Lexikon der Physik: Chaos
Chaos
Heinz Georg Schuster, Kiel
Einleitung
Das ursprünglich altgriechische Wort Chaos (χαος) bezeichnet die gestaltlose Urmasse, aus der die Erde (altgriechisch Gaia bzw. Γαια) entstand. Heute verstehen wir unter Chaos ganz allgemein einen ungeordneten, schwer vorhersagbaren Zustand, wir sprechen z.B. vom "Verkehrschaos". Während dieses Bild das Zusammenspiel von vielen Verkehrsteilnehmern, welchen in der Chaostheorie viele Freiheitsgrade entsprechen, beschreibt, zeigte sich in jüngster Zeit, daß auch Systeme mit wenigen Freiheitsgraden, wie etwa ein periodisch getriebenes Pendel, chaotisches Zeitverhalten zeigen können. Dies bedeutet, daß seine Winkelposition als Funktion der Zeit irregulär und auf lange Sicht unvorhersagbar wird ( Abb. 1a ).
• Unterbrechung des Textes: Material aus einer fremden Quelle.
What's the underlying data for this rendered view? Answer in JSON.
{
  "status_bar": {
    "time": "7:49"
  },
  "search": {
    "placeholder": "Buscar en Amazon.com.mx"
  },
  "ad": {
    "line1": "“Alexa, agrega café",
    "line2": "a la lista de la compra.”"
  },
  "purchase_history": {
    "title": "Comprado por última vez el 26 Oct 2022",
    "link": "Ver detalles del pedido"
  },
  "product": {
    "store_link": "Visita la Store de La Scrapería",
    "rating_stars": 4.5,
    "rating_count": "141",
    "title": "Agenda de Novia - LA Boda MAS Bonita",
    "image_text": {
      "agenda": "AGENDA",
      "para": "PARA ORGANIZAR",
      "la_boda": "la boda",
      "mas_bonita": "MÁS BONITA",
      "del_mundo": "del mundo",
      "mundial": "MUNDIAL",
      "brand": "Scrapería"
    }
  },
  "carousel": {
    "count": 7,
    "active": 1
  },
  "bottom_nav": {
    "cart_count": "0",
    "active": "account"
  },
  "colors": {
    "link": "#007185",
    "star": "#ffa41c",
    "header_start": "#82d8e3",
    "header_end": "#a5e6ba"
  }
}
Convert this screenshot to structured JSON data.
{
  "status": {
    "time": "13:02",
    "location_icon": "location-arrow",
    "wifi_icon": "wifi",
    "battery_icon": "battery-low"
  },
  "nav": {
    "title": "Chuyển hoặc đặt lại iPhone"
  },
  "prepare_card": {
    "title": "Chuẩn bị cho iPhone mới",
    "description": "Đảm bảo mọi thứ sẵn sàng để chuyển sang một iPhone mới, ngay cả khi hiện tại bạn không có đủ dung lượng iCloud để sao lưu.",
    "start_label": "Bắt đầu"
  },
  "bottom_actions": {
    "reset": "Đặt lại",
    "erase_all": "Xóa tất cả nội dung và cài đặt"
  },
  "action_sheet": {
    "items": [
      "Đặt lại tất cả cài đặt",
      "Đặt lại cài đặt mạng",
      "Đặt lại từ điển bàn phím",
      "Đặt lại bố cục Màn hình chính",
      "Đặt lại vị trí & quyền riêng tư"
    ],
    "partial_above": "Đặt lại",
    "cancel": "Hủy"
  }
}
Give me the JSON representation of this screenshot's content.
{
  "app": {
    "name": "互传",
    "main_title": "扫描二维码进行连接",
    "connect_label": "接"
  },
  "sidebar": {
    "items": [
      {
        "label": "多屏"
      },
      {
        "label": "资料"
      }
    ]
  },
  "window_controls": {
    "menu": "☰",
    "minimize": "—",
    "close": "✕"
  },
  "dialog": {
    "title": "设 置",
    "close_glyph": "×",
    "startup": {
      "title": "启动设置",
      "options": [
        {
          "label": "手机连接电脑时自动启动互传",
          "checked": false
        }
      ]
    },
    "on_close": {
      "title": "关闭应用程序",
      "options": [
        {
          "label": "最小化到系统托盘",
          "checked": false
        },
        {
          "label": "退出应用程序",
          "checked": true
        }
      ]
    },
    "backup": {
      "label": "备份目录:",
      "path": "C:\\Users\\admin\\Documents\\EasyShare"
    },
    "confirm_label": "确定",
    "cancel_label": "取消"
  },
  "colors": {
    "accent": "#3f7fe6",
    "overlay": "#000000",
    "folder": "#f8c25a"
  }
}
Diese Art von Chaos bezeichnet man als deterministisches Chaos.
Der Schmetterlingseffekt
Zunächst erscheint der Begriff "deterministisches Chaos" als ein Widerspruch in sich selbst, da das Unvorhersagbare nicht determiniert "sein kann". Dieser scheinbare Widerspruch erklärt sich folgendermaßen: Obwohl das Zeitverhalten des Pendels durch Differentialgleichungen vollständig beschrieben wird, aus denen sich Schritt für Schritt die Trajektorie berechnen läßt, benötigt man doch zum Finden einer Lösung die Kenntnis der Anfangsbedingungen.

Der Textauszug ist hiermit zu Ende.